Let’s shake some trees – how to enhance the performance of your application

Sent on: 14.01.2019 | Comments:0
Let’s shake some trees – how to enhance the performance of your application

Nowadays JavaScript applications are getting bigger and bigger. One of the most crucial things while developing is to optimise the page load time by reducing the size of the JavaScript bundle file.

JavaScript is an expensive resource when processing and should be compressed when it is about to be sent over the network.

One of the most popular techniques to improve the performance of our applications is  code splitting. It is based on splitting the application into chunks and serving only those parts of JavaScript code that are needed at the specified time. However, this article is going to be about another good practice called tree shaking.

Tree shaking  is used within the ES2015 import and export syntax and supports the dead-code elimination. Since Webpack 4 released it is possible to provide the hint for a compiler by the “sideEffects” property to point the modules that can be safely pruned from the application tree if unused. Function may be supposed to have  side effects if it modifies something outside its own scope.


Real life example

In order to introduce tree shaking concept more precisely, let’s start with creating a new project including the application entry point (index.js) and the output bundle file (main.js).

In the next step, a new JavaScript file (utils.js) is added to the src directory…

export function foo() {
console.log('First testing function')
export function bar() {
console.log('Second testing function')

…and imported in the index.js.

import { foo } from './utils.js'


Webpack 4 introduces the production and development mode. In order to get a not minified output bundle, we are supposed to run a build process in the development mode what can be defined in the package.json file.

"scripts": {

"dev": "webpack --mode development",

"build": "webpack --mode production"


Now, just get the terminal and run: npm run build script.

Despite, only the foo function has been required in the entry point, our output bundle still consists of both foo and bar methods. Bar function is known as a “dead code” since it is unused export that should be dropped.

console.log('First testing function');\n\nfunction bar() {\n console.log('Second testing function')

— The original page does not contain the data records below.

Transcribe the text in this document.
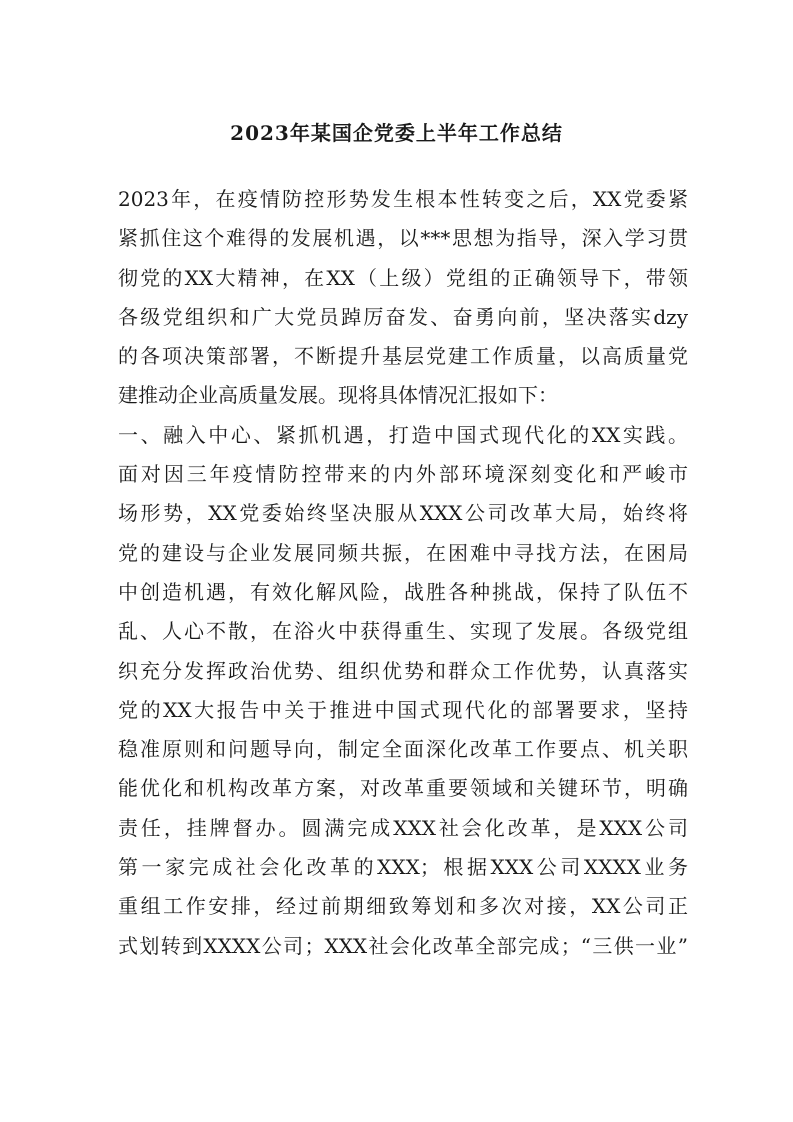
2023年某国企党委上半年工作总结
2023年，在疫情防控形势发生根本性转变之后，XX党委紧
紧抓住这个难得的发展机遇，以***思想为指导，深入学习贯
彻党的XX大精神，在XX（上级）党组的正确领导下，带领
各级党组织和广大党员踔厉奋发、奋勇向前，坚决落实dzy
的各项决策部署，不断提升基层党建工作质量，以高质量党
建推动企业高质量发展。现将具体情况汇报如下：
一、融入中心、紧抓机遇，打造中国式现代化的XX实践。
面对因三年疫情防控带来的内外部环境深刻变化和严峻市
场形势，XX党委始终坚决服从XXX公司改革大局，始终将
党的建设与企业发展同频共振，在困难中寻找方法，在困局
中创造机遇，有效化解风险，战胜各种挑战，保持了队伍不
乱、人心不散，在浴火中获得重生、实现了发展。各级党组
织充分发挥政治优势、组织优势和群众工作优势，认真落实
党的XX大报告中关于推进中国式现代化的部署要求，坚持
稳准原则和问题导向，制定全面深化改革工作要点、机关职
能优化和机构改革方案，对改革重要领域和关键环节，明确
责任，挂牌督办。圆满完成XXX社会化改革，是XXX公司
第一家完成社会化改革的XXX；根据XXX公司XXXX业务
重组工作安排，经过前期细致筹划和多次对接，XX公司正
式划转到XXXX公司；XXX社会化改革全部完成；“三供一业”
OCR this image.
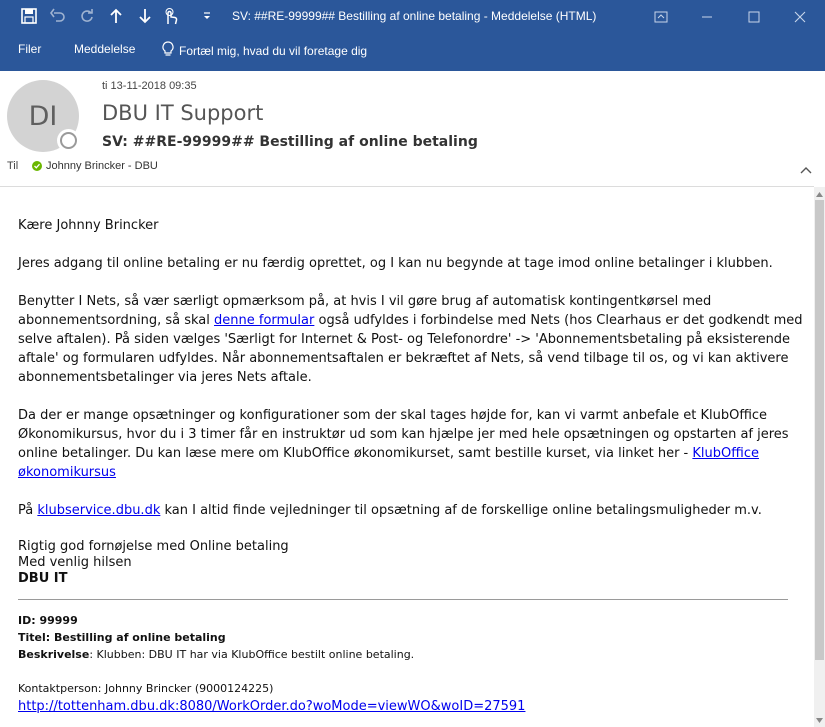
SV: ##RE-99999## Bestilling af online betaling - Meddelelse (HTML)
Filer	Meddelelse	Fortæl mig, hvad du vil foretage dig
DI
ti 13-11-2018 09:35
DBU IT Support
SV: ##RE-99999## Bestilling af online betaling
Til	Johnny Brincker - DBU

Kære Johnny Brincker

Jeres adgang til online betaling er nu færdig oprettet, og I kan nu begynde at tage imod online betalinger i klubben.

Benytter I Nets, så vær særligt opmærksom på, at hvis I vil gøre brug af automatisk kontingentkørsel med abonnementsordning, så skal denne formular også udfyldes i forbindelse med Nets (hos Clearhaus er det godkendt med selve aftalen). På siden vælges 'Særligt for Internet & Post- og Telefonordre' -> 'Abonnementsbetaling på eksisterende aftale' og formularen udfyldes. Når abonnementsaftalen er bekræftet af Nets, så vend tilbage til os, og vi kan aktivere abonnementsbetalinger via jeres Nets aftale.

Da der er mange opsætninger og konfigurationer som der skal tages højde for, kan vi varmt anbefale et KlubOffice Økonomikursus, hvor du i 3 timer får en instruktør ud som kan hjælpe jer med hele opsætningen og opstarten af jeres online betalinger. Du kan læse mere om KlubOffice økonomikurset, samt bestille kurset, via linket her - KlubOffice økonomikursus

På klubservice.dbu.dk kan I altid finde vejledninger til opsætning af de forskellige online betalingsmuligheder m.v.

Rigtig god fornøjelse med Online betaling
Med venlig hilsen
DBU IT
ID: 99999
Titel: Bestilling af online betaling
Beskrivelse: Klubben: DBU IT har via KlubOffice bestilt online betaling.
Kontaktperson: Johnny Brincker (9000124225)
http://tottenham.dbu.dk:8080/WorkOrder.do?woMode=viewWO&woID=27591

To fix this problem we are about to set the “sideEffects” property in package.json file.

  "name": "tree-shaking",
  "version": "1.0.0",
  "sideEffects": "false",

That property just tells the compiler that there are not any side effects files and every unused code can be pruned. It accepts also absolute and relative paths to the files that should not be dropped due having some side effects.

  "name": "tree-shaking",
  "version": "1.0.0",
  "sideEffects": "./src/file-wth-side-effects.js",


After we pruned unused ES6 imports and exports, we still need to remove “dead code” from the application bundle. The only thing we have to do is to set the mode configuration to production and execute npm run build.

([function(e,t,n){"use strict";n.r(t),console.log("First testing function")}]);

As we can see, the second testing function is no more included in the bundle minified file.

Use three shaking with the ES6

It is crucial to keep in mind that tree shaking pattern can be used only within the ES6 import and export modules. We cannot “shake the tree” while using the CommonJS without the help of special plugins. To solve this issue, setting the  babel-preset-env to leave the ES6 modules on their own should be performed.

  "presets": [
    ["env", {
      "modules": false



Removing unused modules does not work while dealing with lodash. Lodash is one of the most popular utility library. If you import a module in the way it is depicted below, it will still pull all the lodash library.

import { join } from 'lodash'

To go around that, we need to install lodash-es package and require the modules in the following way:

import join from 'lodash-es/join'


Let’s prove the statement from the beginning of this article! Let’s take a closer look at the sizes of the bundle file (main.js) before and after the tree shaking and minification process.





As we can see we minimized the output size significantly. When you start using tree shaking in your projects it may seem not taking a big advantage of application performance at all. You will notice how it really boosts up your work while having a more complex application tree.